Türkbükü’nde Atılay Restoran’ın sahibi Atılay Beytorun, trança var deyince heyecanlandım. Trançayı İzmir’de tanımış, tatmış ve bulunduğu sürece de yemiştim. Çipurası, mercan balığı bir yana lokantalarda trança şiş mutena bir çeşit olarak servis edilirdi. İri kuşbaşı kesilmiş trança, bir domates, bir defne ve bir acı yeşil biber halkasıyla şişe dizilir, öylece ızgara edilirdi. Trança zamanla hayal oldu. Derken işte bütün haşmetiyle karşımızdaydı Bodrum, Türkbükü’nde... Hem de denizden henüz tutulmuş olarak.
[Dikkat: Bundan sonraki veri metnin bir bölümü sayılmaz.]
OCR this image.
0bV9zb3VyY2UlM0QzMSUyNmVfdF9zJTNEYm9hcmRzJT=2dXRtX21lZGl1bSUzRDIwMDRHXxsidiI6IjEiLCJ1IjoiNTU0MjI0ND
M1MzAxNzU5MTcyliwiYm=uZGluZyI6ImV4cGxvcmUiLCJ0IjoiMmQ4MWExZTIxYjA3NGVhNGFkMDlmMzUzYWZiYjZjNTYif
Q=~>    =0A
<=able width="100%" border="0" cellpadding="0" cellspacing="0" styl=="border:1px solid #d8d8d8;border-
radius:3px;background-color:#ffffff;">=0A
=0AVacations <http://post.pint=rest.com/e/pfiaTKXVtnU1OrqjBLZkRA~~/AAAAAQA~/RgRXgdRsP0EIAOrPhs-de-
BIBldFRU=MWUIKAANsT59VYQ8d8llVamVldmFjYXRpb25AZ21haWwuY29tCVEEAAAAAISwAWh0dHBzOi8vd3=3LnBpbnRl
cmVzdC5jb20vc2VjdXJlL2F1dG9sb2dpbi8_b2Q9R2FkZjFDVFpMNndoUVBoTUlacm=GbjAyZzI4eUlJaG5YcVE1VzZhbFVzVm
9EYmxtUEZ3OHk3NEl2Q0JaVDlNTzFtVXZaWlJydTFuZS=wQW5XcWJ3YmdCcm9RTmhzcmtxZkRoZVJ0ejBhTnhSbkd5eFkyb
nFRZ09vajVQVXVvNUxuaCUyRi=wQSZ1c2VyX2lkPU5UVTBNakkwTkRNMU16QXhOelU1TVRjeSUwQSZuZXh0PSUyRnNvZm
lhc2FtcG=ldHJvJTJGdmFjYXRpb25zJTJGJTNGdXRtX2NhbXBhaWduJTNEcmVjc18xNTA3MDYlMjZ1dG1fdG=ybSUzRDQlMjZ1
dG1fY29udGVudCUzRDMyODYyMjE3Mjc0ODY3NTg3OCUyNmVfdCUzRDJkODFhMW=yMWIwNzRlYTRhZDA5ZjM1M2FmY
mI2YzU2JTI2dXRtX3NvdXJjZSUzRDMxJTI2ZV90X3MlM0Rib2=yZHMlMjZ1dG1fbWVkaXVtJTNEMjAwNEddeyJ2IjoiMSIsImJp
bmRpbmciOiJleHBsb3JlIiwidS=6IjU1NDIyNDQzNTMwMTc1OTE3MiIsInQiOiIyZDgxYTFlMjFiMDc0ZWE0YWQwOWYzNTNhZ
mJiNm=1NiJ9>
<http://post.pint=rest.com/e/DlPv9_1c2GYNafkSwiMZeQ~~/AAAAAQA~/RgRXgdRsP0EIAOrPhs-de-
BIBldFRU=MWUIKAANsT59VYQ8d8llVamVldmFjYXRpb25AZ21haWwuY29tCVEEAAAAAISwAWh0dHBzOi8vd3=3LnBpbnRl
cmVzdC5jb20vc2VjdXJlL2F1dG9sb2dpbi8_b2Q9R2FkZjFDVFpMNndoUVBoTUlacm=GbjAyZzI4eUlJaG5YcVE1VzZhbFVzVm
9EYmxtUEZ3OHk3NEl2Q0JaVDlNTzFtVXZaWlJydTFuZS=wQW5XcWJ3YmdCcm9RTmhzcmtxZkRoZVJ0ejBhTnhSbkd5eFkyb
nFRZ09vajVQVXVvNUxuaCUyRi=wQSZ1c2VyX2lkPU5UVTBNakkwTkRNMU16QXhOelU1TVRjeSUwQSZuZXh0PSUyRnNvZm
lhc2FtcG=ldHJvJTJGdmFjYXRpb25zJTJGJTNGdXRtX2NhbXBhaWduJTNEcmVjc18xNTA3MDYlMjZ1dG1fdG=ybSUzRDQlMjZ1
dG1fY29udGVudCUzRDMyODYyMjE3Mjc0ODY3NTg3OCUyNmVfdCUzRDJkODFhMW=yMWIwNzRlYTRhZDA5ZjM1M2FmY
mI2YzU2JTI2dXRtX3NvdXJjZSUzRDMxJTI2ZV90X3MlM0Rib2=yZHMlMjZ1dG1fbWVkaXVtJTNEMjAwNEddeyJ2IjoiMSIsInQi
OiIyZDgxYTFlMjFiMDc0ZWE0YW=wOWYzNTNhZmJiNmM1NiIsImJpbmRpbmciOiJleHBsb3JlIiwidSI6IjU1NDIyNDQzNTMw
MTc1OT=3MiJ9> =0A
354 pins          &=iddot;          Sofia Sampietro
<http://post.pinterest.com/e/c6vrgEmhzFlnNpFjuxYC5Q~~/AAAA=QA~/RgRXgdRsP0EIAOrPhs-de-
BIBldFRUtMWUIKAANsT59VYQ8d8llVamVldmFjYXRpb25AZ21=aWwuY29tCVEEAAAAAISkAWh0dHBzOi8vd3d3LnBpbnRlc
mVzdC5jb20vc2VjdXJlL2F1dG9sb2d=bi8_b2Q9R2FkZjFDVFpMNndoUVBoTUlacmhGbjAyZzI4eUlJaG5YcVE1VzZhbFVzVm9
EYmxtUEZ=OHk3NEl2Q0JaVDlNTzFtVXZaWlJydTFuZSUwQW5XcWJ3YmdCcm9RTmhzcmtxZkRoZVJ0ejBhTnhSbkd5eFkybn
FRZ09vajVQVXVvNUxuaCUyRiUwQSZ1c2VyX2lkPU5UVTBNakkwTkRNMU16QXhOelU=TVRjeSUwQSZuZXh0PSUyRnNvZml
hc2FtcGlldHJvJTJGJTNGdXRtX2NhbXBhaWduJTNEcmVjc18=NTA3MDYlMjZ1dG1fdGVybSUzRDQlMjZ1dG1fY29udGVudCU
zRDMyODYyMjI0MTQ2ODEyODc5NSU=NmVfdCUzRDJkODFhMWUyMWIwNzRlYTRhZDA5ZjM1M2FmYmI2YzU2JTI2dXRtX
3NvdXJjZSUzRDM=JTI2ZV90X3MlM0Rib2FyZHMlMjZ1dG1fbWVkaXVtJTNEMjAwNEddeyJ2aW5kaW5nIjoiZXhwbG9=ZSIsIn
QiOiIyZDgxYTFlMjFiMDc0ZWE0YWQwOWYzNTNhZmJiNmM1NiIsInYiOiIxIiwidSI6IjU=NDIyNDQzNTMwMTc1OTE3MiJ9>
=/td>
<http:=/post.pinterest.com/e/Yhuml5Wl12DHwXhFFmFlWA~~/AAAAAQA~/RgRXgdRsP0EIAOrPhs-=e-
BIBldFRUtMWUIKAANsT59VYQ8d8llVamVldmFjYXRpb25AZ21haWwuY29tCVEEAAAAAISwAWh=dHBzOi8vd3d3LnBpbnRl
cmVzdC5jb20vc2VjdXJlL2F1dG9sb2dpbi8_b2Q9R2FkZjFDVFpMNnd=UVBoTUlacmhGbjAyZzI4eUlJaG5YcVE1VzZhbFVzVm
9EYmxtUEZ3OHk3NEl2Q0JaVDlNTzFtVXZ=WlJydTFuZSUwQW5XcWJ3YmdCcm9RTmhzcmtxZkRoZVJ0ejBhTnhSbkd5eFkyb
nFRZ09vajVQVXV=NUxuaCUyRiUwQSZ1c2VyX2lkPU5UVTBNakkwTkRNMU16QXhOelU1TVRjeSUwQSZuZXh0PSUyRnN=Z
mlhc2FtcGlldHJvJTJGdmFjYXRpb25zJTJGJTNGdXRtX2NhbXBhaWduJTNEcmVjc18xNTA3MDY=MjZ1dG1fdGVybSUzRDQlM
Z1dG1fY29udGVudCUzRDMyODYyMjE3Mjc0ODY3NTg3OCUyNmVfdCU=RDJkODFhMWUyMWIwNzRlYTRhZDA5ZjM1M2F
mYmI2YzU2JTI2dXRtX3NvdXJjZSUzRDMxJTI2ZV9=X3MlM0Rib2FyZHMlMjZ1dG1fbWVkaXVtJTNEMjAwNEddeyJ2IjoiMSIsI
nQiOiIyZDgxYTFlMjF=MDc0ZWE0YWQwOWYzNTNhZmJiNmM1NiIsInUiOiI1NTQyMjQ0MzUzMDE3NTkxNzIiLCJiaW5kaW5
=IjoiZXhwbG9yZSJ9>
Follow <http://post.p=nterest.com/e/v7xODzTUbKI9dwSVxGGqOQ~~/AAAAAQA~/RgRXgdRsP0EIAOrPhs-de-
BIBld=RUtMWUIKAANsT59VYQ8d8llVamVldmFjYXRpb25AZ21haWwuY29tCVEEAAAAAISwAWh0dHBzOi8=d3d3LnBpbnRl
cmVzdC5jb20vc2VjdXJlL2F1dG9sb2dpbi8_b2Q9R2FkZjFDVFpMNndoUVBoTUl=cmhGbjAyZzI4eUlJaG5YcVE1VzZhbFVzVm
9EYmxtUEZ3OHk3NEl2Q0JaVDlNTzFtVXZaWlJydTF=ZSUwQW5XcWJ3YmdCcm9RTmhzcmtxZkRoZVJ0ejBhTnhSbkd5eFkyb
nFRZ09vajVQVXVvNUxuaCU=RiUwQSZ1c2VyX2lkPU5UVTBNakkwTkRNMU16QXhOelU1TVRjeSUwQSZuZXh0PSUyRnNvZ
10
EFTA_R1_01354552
Lokum mu yedik, balık mı anlayamadık. Eti çataldan dökülüyordu. Bu müstesna lezzetin sırrını lokantanın sahibi Atılay Beytorun’a sordum. Trança, mercan ve karagöz balıklarını içine alan balık familyasından. Trança her ne kadar mercan familyasından ise de sırtındaki uzun ok alemeti farikası. Trançanın adı muhtemelen dilimlenerek yenilmesinden geliyor ve Türkiye kaynaklı bir ad. (Tranche, tranş okunur, anlamı Fransızca’da halka şeklindeki dilimdir.) Trança, Sinarit balığına benzese de Atılay Beytorun’un dediği gibi ayrı familyalardan. Redhouse da zaten sinarit balığı için Dentex vulgaris, trança için Pegrus ehrenbergii familyalarını veriyor. Derin su balığı olduğundan bildiğimiz olta ile değil, 100 civarında iğnesi olan paragadi sistemi ile tutuluyormuş. Her iğne yemleniyor ama ancak bir iki trança tutulabiliyor. (Trança nereden baksanız nadir bir balık, ama denizin dibini tarayan troller de azalmasının önemli bir nedeni. Balık yasakları işe yarıyor ki, bu arada Bodrum’da trança az da olsa var.) Atılay Beytorun, “Derinde yaşar ve yağlıdır, ayrıca şimdi yumurtlama dönemi dolayısıyla mevsimi” diyor. Kasım sonuna kadar da bu lezzetini koruyacak. Trançanın erkek ve dişisi var, kalkan balığı gibi... Dişisi yumurta, erkeği ise erkeklik sütü torbası taşıyor bu mevsimde. Erkeğinin ise boynuzları varmış. Dişisinde Tanrı’ya şükür ki boynuz yok. Ama “Lezzetlerinde farklılık olmaz” diyor Atılay Beytorun. Şiş deyince “Bana bırakın” diyor. Bırakıyoruz. “Şişte ziyan olur” diyerek tranç kesip ızgara ediyor. Beyin, yanak, sulu sulu etler hepsi silip süprülüyor. Denizden gelen lezzetle deniz kenarında halvet oluyoruz.